Scottish comedy legend Billy Connolly is funny but woefully underused as a revolutionary who has vowed only to sing until the island is free (Connolly used to be a folk singer and he contributes a song or two to the soundtrack.
Apart from him, the rest of the cast is solid enough for what the material requires. Fred Gwynne is amusing as usual; Jimmie Walker has a small role as the local radio DJ, Brenda Vaccaro is rather hammy as Caine's wife, Leonard Rossiter is entertainingly clueless in his final role as the British official trying to get a share of the water rights by financing Connolly's revolution and the overall feel of the movie is pleasant.
The cast isn't enough though, as the film gradually loses steam as it wears on. There are too many plots and not enough care went into making them into a cohesive story. The climax is an impromptu concert for the island at the UN featuring Eric Clapton, Ringo Starr and a few others while Caine tries to stop a French incursion that comes out of nowhere (they're pissed that Perrier has competition). Not a real gut buster of a finale.

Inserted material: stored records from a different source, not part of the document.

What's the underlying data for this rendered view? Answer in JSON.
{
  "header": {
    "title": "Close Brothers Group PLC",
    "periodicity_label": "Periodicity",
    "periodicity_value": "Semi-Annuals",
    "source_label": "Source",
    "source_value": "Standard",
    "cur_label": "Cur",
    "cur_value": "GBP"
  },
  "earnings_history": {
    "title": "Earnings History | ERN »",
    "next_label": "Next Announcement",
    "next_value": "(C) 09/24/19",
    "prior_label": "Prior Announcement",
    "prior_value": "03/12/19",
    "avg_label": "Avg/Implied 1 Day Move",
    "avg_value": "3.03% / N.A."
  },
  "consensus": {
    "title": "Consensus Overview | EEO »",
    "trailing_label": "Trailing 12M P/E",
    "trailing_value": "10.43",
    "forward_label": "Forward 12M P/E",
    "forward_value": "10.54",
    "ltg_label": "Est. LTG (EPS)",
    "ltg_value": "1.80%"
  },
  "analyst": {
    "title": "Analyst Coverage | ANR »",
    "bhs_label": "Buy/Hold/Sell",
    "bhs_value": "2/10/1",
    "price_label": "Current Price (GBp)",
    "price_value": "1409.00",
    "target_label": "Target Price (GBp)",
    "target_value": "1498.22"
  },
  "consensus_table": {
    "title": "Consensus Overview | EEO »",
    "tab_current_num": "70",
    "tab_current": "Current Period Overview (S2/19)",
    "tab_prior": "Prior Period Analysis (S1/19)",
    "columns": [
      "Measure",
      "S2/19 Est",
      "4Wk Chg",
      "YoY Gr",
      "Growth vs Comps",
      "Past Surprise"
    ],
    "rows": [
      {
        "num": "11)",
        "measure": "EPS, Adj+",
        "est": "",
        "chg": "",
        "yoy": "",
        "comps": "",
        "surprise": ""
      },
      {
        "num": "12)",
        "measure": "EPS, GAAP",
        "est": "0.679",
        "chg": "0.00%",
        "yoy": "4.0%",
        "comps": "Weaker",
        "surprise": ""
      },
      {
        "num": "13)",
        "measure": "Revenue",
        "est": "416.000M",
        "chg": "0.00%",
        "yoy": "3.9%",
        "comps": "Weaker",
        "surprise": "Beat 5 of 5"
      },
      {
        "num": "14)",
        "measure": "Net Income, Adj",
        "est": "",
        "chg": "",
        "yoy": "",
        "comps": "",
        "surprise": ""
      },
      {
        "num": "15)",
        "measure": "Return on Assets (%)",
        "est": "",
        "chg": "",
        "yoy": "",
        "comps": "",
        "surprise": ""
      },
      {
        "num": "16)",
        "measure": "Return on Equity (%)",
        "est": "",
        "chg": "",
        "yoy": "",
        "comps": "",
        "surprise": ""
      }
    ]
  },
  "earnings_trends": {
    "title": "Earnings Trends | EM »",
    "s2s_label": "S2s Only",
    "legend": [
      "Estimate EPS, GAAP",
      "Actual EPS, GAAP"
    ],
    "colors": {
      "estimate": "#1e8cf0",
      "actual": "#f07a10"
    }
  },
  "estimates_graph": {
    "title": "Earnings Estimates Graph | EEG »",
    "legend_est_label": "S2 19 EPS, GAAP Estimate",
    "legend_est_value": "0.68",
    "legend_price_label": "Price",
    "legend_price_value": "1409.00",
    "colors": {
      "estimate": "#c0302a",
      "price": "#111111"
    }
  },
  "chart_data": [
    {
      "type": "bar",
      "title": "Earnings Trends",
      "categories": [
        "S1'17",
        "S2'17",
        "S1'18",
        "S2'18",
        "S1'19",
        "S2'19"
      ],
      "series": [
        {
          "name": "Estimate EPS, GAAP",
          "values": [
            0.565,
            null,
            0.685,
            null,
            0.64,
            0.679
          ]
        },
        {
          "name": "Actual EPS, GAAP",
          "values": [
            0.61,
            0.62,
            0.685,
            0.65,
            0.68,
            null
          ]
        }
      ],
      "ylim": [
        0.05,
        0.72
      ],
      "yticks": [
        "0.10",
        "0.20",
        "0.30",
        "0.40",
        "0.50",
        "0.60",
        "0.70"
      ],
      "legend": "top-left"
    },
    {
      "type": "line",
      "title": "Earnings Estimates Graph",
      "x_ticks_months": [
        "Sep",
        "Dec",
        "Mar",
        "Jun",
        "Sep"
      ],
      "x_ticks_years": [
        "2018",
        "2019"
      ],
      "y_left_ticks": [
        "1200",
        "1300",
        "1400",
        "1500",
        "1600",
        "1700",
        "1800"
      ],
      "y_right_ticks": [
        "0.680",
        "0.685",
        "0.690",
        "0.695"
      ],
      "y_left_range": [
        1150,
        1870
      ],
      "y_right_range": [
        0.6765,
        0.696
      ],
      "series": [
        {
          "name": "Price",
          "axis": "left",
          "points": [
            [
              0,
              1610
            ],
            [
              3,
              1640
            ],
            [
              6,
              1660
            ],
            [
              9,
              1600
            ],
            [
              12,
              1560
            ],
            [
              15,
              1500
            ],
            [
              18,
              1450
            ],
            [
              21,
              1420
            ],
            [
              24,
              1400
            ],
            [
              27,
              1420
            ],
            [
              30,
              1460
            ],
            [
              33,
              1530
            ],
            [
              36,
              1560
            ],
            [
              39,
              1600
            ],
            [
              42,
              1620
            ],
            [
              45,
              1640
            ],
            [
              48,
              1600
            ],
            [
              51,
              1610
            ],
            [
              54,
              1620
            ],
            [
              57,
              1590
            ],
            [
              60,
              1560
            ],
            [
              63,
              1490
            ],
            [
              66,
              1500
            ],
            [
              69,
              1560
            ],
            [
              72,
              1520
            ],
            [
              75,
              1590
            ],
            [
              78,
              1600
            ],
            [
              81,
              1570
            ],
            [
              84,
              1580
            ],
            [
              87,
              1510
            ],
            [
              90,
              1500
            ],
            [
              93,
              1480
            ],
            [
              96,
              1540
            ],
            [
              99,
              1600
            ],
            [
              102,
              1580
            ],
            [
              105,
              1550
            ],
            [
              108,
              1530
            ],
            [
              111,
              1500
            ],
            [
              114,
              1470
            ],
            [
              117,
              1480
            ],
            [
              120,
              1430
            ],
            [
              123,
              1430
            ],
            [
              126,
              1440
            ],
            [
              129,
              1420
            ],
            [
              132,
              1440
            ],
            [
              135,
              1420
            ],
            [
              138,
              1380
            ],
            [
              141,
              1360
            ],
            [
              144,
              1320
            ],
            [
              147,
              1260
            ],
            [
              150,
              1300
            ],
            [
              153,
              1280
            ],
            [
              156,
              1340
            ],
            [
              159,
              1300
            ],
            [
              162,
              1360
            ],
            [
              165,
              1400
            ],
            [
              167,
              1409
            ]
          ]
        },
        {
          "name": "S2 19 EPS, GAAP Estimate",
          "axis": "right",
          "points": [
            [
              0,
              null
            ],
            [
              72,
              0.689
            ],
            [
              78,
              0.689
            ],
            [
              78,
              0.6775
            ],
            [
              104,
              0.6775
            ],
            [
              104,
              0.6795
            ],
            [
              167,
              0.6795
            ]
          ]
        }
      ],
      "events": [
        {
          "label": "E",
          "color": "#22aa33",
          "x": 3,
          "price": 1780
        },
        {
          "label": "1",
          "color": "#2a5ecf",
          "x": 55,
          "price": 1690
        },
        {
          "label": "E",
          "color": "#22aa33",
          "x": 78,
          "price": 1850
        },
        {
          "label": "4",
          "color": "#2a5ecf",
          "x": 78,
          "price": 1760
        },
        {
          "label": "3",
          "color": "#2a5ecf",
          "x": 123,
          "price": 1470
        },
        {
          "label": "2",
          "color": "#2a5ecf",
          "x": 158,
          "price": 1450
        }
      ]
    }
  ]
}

Water was made by the production company Handmade Films, co-owned by former Beatle George Harrison. They've put out some interesting movies over the years such as this one, a couple Monty Python films and the awesome crime drama The Long Good Friday. Water is a pleasant but uneven and jumbled comedy that has some funny bits, a typically good Michael Caine performance and is an amusing satire of British colonialism and American big business. It's worth checking out for Caine's agreeable performance providing you're not expecting the second coming of satire.